Halloween is over and now Thanksgiving and Christmas is right around the corner and planning has probably already begun. Here are ways to avoid holiday weight gain. You probably already have dates set for family events and parties with friends and co-workers and maybe even a list of dishes you plan to make as well. The holiday season consists of nearly two months of celebrating with goodies appearing in homes and offices before Thanksgiving and continuing through the beginning of January. Let’s face it, these goodies rarely lack calories and magically pop up on the table at just that perfect moment!

Research shows that the average weight gain during the holidays from October to January is 7 to 10 pounds. It makes sense, holidays are often centered around delicious food and with our busy schedule, the gym and exercise usually gets pushed to the side. This is also why so many New Years resolutions involve losing weight or becoming healthier. So what can we do this holiday season to not be a Grinch by saying no to all holiday food, but instead enjoy & embrace this wonderful time in moderation? Here are a few tips to keep our hearts cheery and our waistlines happy!

You probably know dates of most of your holiday gatherings in advance, so plan your eating for the week accordingly. For example, if you know you have a holiday party on Saturday try to eat as clean and healthy as you can from Sunday to Friday. If you normally go out to eat for lunch at work, try packing your lunch instead so you know you will be eating healthy during the work week.
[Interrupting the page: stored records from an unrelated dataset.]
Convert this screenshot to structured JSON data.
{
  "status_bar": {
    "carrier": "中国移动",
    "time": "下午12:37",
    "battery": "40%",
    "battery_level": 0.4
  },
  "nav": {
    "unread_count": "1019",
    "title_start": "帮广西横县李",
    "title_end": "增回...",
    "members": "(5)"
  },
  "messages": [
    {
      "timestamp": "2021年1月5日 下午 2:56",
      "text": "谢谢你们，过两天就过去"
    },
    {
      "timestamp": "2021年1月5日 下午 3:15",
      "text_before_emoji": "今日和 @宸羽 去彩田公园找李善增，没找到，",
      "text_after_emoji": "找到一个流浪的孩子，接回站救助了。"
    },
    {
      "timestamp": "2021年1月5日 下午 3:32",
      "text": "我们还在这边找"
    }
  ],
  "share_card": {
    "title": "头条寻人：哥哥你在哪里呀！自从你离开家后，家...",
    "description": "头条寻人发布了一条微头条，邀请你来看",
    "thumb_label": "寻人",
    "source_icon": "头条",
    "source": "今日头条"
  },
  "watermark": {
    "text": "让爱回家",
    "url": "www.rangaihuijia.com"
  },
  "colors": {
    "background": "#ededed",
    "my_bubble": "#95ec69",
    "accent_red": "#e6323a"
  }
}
If you are in charge of bringing a dish to a party or hosting one yourself, don’t be afraid to cook something healthy. It will be a refreshing dish amongst all the rich foods that are high in calories. And chances are, someone will appreciate your healthy option and you will too!

Don’t let the busyness of the season or colder weather give you an excuse not to exercise. Physical activity not only burns calories, it also helps to reduce feelings of stress that is often felt during the holiday season. If you get a good workout in, it can offset some of the extra calories you will be consuming.

Writing down what you eat is a good tool to do not only during the holidays but all year around. According to research, people dieting who were consistently keeping a food journal lost double the pounds of those who did not. Food diaries can help you track everything you are eating and give you an awareness of your eating habits and patterns. A visual diary can help those watching their weight highlight their pitfalls that would go unnoticed otherwise. For example, you probably will be less likely to go for that Christmas sugar cookie when you see a list in front of you of 4 other cookies you ate throughout the day.

Lastly, maintain a positive frame of mind. Learning how to avoid weight gain can be a challenge. But it is also a fabulously fun time of year. And remember holidays do not have to revolve around food, focus on nonfood fun. Wishing you and your loved ones a happy, healthy holiday season!